Como quem estuda comunicação pelo WhatsApp desde 2016, minha aposta é de que a a maioria dos brasileiros irá aderir às novas regras e continuará utilizando o aplicativo diariamente, da hora que acordam até antes de dormir. Uma pequena parcela tentará migrar para os outros mensageiros, mas logo perceberá que seus amigos, familiares e contatos profissionais continuarão no WhatsApp e terão que voltar.

Pesquisa que fiz no LinkedIn sobre o assunto comprova esta tendência.

Entenda a mudança

A novidade, anunciada no início de 2021, sobre a obrigatoriedade do compartilhamento de dados do WhatsApp com o Facebook, proprietário do mensageiro, gerou discussões no Brasil e no mundo. Prevista para entrar em prática no dia 8 de fevereiro, a alteração acabou adiada pela empresa de Mark Zuckerberg devido à repercussão negativa.

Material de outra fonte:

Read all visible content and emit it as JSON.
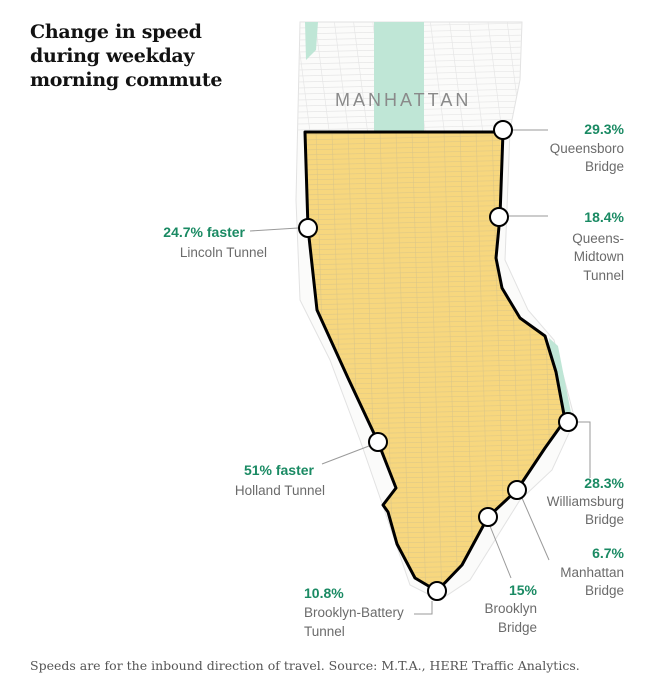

De acordo com os desenvolvedores, não haverá a exclusão das contas de quem não aceitar as novas regras. Porém, o uso da plataforma ficará limitado para estas pessoas até a conformidade com as mudanças. “Por um curto período de tempo, você poderá receber chamadas e notificações, mas não poderá ler e enviar mensagens no app”, explicou a companhia.

Aqueles que discordarem dos novos termos terão a possibilidade de exportar o histórico de mensagens e o relatório da conta no Android e no iOS até a entrada em vigor das novidades. Quem optar por excluir a conta do mensageiro também deve fazer a exportação dos dados antes, pois o backup e o histórico de conversas são apagados juntamente com o perfil.

O que muda?

Pelas novas regras de uso do WhatsApp, os dados gerados em interações com perfis comerciais no mensageiro, como as contas de lojas que atendem pelo app, poderão ser colhidos e utilizados para o direcionamento de anúncios no Facebook e também no Instagram.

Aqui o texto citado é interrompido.